Some NFL players who will be trying to get ready for football season without the benefit of an offseason program have been there, done that. Anyone in the league nine years ago prepared for the 2011 season without OTAs or minicamps, due to the lockout.
Texans defensive end J.J. Watt, a rookie first-rounder in 2011, identified an important difference between then and now during a recent visit to the #PFTPM podcast.
“When you think about the two offseasons, obviously neither one had OTAs,” Watt said. “Neither one had workouts with the team. The biggest difference by far is the coronavirus situation and what that causes is back in 2011, we can still train at gyms. We can still get together. The veterans can teach me the playbook. We can run plays. We can do all that stuff. We haven’t really been able to do that this offseason because of everything that’s going on.

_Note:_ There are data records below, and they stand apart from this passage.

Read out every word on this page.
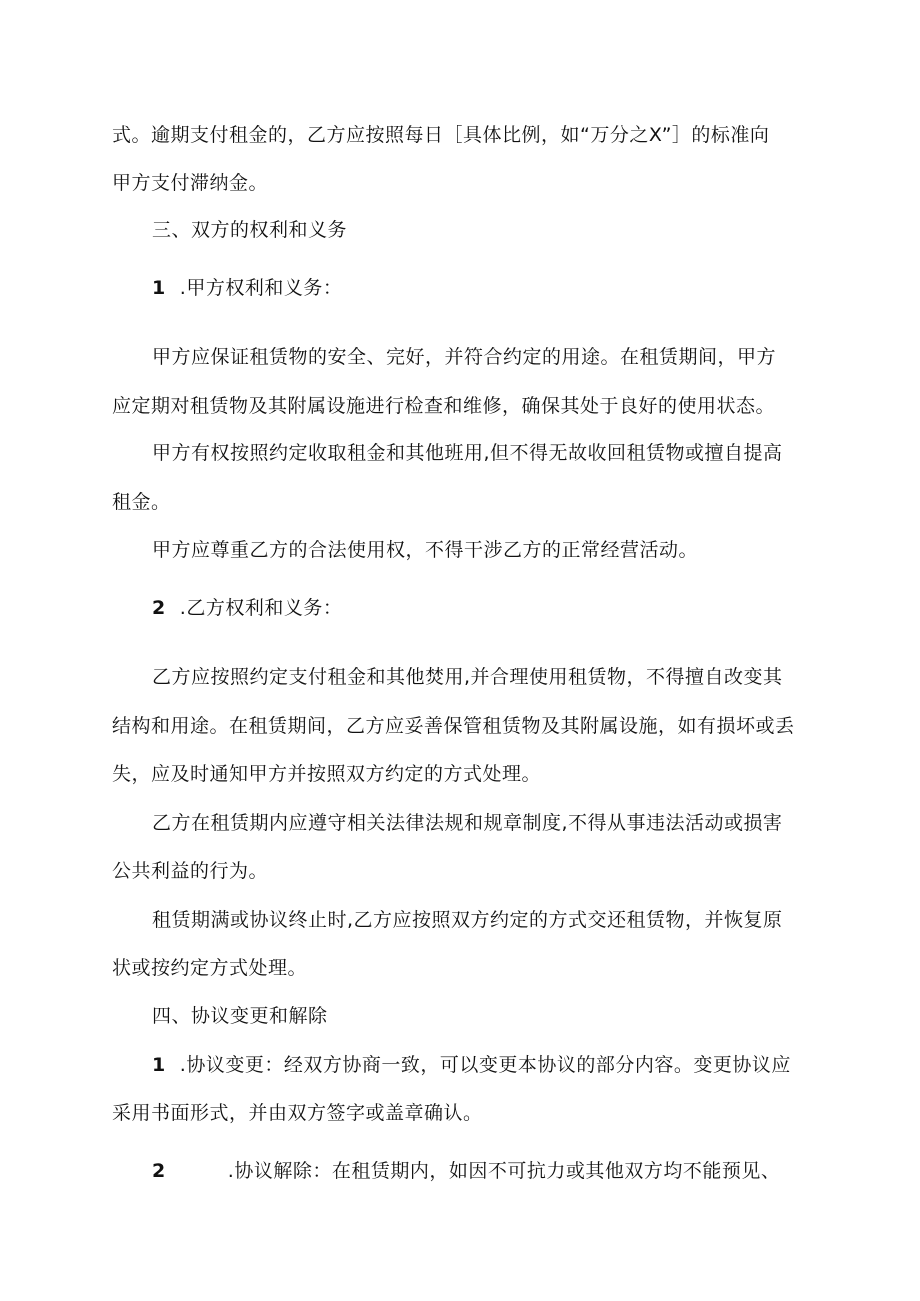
式。逾期支付租金的，乙方应按照每日［具体比例，如“万分之X”］的标准向
甲方支付滞纳金。
三、双方的权利和义务
1 .甲方权利和义务：
甲方应保证租赁物的安全、完好，并符合约定的用途。在租赁期间，甲方
应定期对租赁物及其附属设施进行检查和维修，确保其处于良好的使用状态。
甲方有权按照约定收取租金和其他班用,但不得无故收回租赁物或擅自提高
租金。
甲方应尊重乙方的合法使用权，不得干涉乙方的正常经营活动。
2 .乙方权利和义务：
乙方应按照约定支付租金和其他焚用,并合理使用租赁物，不得擅自改变其
结构和用途。在租赁期间，乙方应妥善保管租赁物及其附属设施，如有损坏或丢
失，应及时通知甲方并按照双方约定的方式处理。
乙方在租赁期内应遵守相关法律法规和规章制度,不得从事违法活动或损害
公共利益的行为。
租赁期满或协议终止时,乙方应按照双方约定的方式交还租赁物，并恢复原
状或按约定方式处理。
四、协议变更和解除
1 .协议变更：经双方协商一致，可以变更本协议的部分内容。变更协议应
采用书面形式，并由双方签字或盖章确认。
2	.协议解除：在租赁期内，如因不可抗力或其他双方均不能预见、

“I’m fortunate. I had a situation where I have a gym, I have a field, I can do all my workouts. There are some guys who live in a one-bedroom apartment [and] the apartment building shut down the gym, they don’t have a field to run on. There’s guys that are in different situations all around the league. Where in 2011, if you weren’t training, it was kind of your own fault because you had access to everything. This year it might be you’re not training because you just didn’t have access to it. I think that’s what having to deal with this ramp-up period and what it’s gonna take to get guys ready for the regular season is we got to first assess what everyone’s been able to do and where their body’s at because it’s much different for every guy.”
NFLPA president JC Tretter recently pointed out that, in 2011, players suffered a 25-percent increase in injury rates — with the opportunity to work out in a way that was normal.
“I think that’s the biggest concern from the player’s standpoint besides the obvious health concerns with COVID itself,” Watt said. “The injury rate and figuring out where guy’s bodies have been. Have they been running at full speed? Have they been cutting? Have they been making those high-impact moves that you have to make to play the game of football, which is where a lot of those injuries come from? I mean you look back at 2011 at some of those injuries — hamstring pulls, Achilles tears. Those are injuries that happen because you haven’t been able to do what you need to do at that highest level. This year with the circumstances we’re at, we just wanna make sure guys aren’t put in a compromised situation purely because we want to start on the set date.”
That’s one of the reasons why the NFLPA wants a 48-day training camp, with no preseason games. Beyond limiting the spread of the virus, the union wants to ensure that players gradually get into the kind of shape they’d be in, if there had been an offseason program.